Mindful Eating

I grew up in a household that valued eating out. A lot of meals were in or from restaurants which I remember preferring as a teenager and into my twenties. I did shift gears during those teenage years to cutting red meat, pork, and fried foods when I developed an interest in keeping restaurant options to healthier choices. During my first pregnancy I let that slip as my cravings with this babe included burgers, bacon, and salsa; it was super out of character for the foods normal to me at the time but I went with it. The second pregnancy was totally different with wanting more bread, cheese, and jams and thankfully felt a bit more in line with what I may choose when not pregnant. As I shifted out of the impact of child bearing into nursing with each infant, I found myself brining in new lenses on what I was eating and what I would be feeding my children. I began to shift my relationship with what was on the plate and eating out. As nursing moved into a time period for me to reset my body, I found myself only wanting to reserve eating out for special occasions or if restaurant meals picked up because life was busy, sticking with salads, healthy grains, and protein to get a better handle on exactly what was in the food. I needed points of regulation and this helped me tremendously. I also picked up reading material such as different cultural relationships with food (Reading “French Woman Don’t Get Fat when I was in my late twenties gave me a lot to think about as I saw such striking differences between how I grew up relating to food in America versus what this author shares.) as well as other ideas like eating for your blood type, choosing natural sugars, increasing fiber, and at one point being pescatarian with my son for a year when he wanted to try this.

Considering different ways to approach my relationship with food alongside cooking at home gave me a satisfaction in caring for my body and my family in a way that didn’t happen when I was only invested in taste and ease.
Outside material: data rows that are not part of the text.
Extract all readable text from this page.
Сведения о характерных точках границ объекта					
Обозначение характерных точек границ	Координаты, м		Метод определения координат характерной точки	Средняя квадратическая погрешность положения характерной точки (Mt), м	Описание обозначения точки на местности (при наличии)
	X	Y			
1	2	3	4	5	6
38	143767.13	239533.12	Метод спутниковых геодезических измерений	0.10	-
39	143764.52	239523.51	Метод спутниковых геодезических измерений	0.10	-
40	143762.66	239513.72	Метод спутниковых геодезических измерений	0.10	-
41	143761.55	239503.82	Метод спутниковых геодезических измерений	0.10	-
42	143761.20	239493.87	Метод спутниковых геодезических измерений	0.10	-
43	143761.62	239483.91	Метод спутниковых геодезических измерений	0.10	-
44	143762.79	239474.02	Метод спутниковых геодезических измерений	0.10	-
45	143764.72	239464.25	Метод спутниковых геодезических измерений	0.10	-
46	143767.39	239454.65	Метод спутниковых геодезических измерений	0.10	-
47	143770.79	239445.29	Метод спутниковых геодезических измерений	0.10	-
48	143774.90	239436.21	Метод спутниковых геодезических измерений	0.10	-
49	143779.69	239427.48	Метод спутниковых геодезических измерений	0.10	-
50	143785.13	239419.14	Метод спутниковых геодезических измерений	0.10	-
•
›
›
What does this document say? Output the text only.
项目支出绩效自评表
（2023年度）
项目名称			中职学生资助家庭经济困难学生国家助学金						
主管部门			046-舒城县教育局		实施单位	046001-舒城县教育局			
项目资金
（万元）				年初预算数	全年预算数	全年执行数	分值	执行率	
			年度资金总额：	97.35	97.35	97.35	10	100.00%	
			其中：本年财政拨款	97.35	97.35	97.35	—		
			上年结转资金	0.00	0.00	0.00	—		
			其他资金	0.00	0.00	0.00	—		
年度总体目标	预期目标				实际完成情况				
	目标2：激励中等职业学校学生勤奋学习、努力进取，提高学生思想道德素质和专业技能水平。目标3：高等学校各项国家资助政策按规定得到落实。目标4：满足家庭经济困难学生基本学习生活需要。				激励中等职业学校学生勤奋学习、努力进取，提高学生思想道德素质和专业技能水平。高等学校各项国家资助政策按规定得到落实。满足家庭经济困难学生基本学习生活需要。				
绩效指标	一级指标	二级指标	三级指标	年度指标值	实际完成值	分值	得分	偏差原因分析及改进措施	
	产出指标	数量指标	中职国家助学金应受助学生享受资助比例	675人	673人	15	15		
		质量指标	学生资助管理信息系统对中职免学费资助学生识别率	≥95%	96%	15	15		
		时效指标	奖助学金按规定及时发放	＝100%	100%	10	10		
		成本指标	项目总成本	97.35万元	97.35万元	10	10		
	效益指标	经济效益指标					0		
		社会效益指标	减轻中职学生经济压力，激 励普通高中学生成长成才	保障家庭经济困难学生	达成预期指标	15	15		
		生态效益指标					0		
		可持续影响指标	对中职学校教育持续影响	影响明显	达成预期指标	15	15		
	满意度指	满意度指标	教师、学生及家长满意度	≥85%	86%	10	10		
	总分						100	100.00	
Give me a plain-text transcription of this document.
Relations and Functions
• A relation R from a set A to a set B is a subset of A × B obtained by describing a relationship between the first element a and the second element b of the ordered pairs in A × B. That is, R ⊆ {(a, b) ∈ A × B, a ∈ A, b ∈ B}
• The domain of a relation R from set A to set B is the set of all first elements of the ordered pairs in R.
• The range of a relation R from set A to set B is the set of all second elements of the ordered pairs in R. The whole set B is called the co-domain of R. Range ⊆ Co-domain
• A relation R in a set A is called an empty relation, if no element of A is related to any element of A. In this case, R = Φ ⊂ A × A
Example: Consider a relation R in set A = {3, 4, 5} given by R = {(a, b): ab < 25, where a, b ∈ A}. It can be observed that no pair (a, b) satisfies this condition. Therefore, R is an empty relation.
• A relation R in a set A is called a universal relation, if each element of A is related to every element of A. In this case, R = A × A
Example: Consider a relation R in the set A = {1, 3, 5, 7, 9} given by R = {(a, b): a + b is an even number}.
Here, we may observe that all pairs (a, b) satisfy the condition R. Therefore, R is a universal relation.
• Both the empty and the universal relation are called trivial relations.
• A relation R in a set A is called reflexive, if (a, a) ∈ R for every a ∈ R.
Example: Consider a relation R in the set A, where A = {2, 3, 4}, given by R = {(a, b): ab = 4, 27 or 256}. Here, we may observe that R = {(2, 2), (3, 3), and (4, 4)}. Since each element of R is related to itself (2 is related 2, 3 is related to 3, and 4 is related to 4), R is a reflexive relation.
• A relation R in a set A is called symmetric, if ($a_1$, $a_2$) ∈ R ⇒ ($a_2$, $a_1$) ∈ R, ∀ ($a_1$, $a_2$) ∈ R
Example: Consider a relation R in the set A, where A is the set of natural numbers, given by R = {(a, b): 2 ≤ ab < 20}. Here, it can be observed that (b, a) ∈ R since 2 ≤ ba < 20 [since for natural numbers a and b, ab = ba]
Sure, if the meal were executed in fine dining style, then maybe I did go at a snail’s pace savoring every bit of the way and let taste rule but there’s something exquisite in reserving that for a sometimes treat. For ordinary daily living, the act of planning what to prepare, shopping for meals, going slow with the process of cooking, and then eating in our home turned into a practice of mindfulness and joy. I know that even though we are unfortunately fast eaters, this slowed at least me down. I learned to consciously bring love and care in my mind and then into my body while making the meals so that the food would be infused with good feeling energy. The entire experience of nourishing yourself and others can work as a multilayered meditative process.

Over the years, the impulse to eat out and the draw of new food novelty or familiar indulgence comforts more often than not was replaced with: “I’ll feel better after if I make it at home.” or “How can I get creative with what’s in the house and caring for myself / loved ones?” Do I still have moments of ease or order fries? Yes, I do! However, it’s a choice made with awareness. These changes over the years have cultivated gratitude for the food before me. Not only did my food waste significantly fall off to almost nothing but I learned that there are many gifts in food prepared with love in a space that is your sanctuary. I have a feeling this is a relearning for the family lines as I’m sure my grandmothers knew this long before I arrived!